Mavorixafor (Xolremdi®): A Comprehensive Monograph on a First-in-Class CXCR4 Antagonist for WHIM Syndrome and Beyond

1.0 Executive Summary

Mavorixafor, marketed as Xolremdi®, represents a landmark achievement in the field of precision medicine for rare immunological disorders. It is a first-in-class, orally administered, selective antagonist of the C-X-C chemokine receptor 4 (CXCR4). The drug's development and approval are founded on a sophisticated understanding of the pathophysiology of WHIM (Warts, Hypogammoglobulinemia, Infections, and Myelokathexis) syndrome, a rare primary immunodeficiency caused by gain-of-function mutations in the CXCR4 gene. By directly targeting the underlying genetic defect, Mavorixafor corrects the pathological retention of neutrophils and lymphocytes in the bone marrow, a mechanism that distinguishes it from previous supportive therapies.

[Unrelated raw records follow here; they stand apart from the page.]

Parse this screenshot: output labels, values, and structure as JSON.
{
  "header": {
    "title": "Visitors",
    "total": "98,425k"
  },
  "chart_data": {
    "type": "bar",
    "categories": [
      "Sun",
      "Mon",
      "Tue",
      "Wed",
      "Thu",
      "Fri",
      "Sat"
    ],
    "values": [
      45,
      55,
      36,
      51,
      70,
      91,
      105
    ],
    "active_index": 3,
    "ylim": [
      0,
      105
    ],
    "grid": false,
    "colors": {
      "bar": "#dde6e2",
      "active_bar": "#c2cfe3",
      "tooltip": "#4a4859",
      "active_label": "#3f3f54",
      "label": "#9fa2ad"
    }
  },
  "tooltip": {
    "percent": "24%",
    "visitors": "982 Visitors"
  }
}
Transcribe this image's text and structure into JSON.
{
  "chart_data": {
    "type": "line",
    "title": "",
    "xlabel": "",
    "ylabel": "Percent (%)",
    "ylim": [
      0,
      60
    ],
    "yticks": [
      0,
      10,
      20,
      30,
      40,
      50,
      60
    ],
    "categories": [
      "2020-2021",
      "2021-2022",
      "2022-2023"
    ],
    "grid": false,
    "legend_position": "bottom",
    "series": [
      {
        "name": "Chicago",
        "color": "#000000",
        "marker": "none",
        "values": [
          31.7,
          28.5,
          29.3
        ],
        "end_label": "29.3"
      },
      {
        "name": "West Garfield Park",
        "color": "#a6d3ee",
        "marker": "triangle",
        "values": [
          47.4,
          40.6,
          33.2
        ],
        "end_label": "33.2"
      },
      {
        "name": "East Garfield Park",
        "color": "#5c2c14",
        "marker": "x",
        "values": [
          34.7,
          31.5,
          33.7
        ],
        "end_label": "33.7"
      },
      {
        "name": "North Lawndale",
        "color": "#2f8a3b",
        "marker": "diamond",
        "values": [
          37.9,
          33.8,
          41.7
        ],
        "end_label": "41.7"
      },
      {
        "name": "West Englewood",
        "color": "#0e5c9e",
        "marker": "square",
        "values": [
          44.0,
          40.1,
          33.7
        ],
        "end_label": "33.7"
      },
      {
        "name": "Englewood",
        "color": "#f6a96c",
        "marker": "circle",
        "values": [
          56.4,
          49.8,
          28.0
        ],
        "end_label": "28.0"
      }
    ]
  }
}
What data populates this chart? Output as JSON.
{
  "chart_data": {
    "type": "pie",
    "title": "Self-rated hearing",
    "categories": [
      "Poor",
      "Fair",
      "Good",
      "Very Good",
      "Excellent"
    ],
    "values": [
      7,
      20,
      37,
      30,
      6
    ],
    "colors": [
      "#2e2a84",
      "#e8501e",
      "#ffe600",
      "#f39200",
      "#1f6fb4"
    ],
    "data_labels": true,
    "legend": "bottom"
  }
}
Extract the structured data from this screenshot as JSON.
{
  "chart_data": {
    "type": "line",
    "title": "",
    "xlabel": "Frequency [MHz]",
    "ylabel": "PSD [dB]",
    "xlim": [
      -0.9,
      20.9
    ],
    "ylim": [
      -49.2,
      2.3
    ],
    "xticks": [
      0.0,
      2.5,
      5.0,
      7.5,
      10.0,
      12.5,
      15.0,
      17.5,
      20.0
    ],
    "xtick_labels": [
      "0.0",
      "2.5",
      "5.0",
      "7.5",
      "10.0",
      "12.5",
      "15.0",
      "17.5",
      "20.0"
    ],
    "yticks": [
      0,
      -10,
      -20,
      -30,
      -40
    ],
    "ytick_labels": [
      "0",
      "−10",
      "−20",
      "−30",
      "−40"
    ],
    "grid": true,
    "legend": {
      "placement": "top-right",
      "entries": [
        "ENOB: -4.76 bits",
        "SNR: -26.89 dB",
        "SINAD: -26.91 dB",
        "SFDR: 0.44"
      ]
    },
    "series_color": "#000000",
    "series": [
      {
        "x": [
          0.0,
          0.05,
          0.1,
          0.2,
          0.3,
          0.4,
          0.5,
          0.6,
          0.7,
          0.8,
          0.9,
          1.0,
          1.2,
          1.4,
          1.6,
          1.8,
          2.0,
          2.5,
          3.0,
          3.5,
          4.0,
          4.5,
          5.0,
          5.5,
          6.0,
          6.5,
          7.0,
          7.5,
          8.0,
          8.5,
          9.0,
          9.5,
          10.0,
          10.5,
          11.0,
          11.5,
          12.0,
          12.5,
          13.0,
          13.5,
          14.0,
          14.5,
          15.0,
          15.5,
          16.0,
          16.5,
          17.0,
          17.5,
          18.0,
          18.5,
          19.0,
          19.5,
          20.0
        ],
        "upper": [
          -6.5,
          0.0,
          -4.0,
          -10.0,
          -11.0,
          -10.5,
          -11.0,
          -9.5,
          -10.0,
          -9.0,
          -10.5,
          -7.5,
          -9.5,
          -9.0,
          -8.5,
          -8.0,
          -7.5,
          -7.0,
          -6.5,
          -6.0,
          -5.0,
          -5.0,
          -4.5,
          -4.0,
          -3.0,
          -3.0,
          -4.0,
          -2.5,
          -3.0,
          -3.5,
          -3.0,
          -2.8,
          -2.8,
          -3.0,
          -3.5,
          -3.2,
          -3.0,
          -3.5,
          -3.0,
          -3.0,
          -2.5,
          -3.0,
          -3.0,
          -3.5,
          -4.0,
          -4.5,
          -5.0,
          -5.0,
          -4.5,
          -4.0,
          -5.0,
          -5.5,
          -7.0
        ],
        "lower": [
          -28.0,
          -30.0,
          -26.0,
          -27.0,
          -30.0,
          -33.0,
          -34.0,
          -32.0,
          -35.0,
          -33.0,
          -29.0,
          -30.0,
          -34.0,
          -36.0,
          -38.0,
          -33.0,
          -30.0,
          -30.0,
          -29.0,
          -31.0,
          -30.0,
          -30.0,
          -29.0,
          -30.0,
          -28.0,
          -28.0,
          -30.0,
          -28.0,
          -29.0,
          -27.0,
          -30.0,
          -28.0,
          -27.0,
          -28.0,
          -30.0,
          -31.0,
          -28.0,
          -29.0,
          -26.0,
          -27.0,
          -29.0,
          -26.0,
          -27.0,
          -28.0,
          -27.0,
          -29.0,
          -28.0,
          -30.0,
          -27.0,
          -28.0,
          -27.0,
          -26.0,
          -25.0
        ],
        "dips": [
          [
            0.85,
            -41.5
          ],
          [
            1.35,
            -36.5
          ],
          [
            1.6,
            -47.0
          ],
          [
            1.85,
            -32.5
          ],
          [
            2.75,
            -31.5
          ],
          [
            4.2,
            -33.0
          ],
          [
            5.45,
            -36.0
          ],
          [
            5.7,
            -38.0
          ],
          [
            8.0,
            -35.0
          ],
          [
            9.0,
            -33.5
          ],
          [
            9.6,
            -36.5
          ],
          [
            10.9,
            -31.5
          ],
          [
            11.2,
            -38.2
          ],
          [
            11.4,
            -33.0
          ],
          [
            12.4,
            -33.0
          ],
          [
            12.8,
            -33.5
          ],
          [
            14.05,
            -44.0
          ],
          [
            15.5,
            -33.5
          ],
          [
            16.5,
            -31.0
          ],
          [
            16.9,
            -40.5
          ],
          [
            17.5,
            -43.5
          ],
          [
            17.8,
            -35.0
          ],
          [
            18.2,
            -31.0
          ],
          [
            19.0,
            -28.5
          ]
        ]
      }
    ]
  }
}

The United States Food and Drug Administration (FDA) granted approval for Mavorixafor in April 2024 for the treatment of WHIM syndrome in patients aged 12 years and older. This decision was based on the robust and clinically meaningful results of the pivotal 4WHIM Phase 3 trial. The study unequivocally met its primary and key secondary endpoints, demonstrating a highly statistically significant increase in the time that absolute neutrophil counts (TATANC) and absolute lymphocyte counts (TATALC) were maintained above clinically relevant thresholds. More importantly, this hematologic correction translated into tangible clinical benefits, including a 60% reduction in the annualized infection rate and a 40% reduction in a composite score of infection severity and frequency compared to placebo.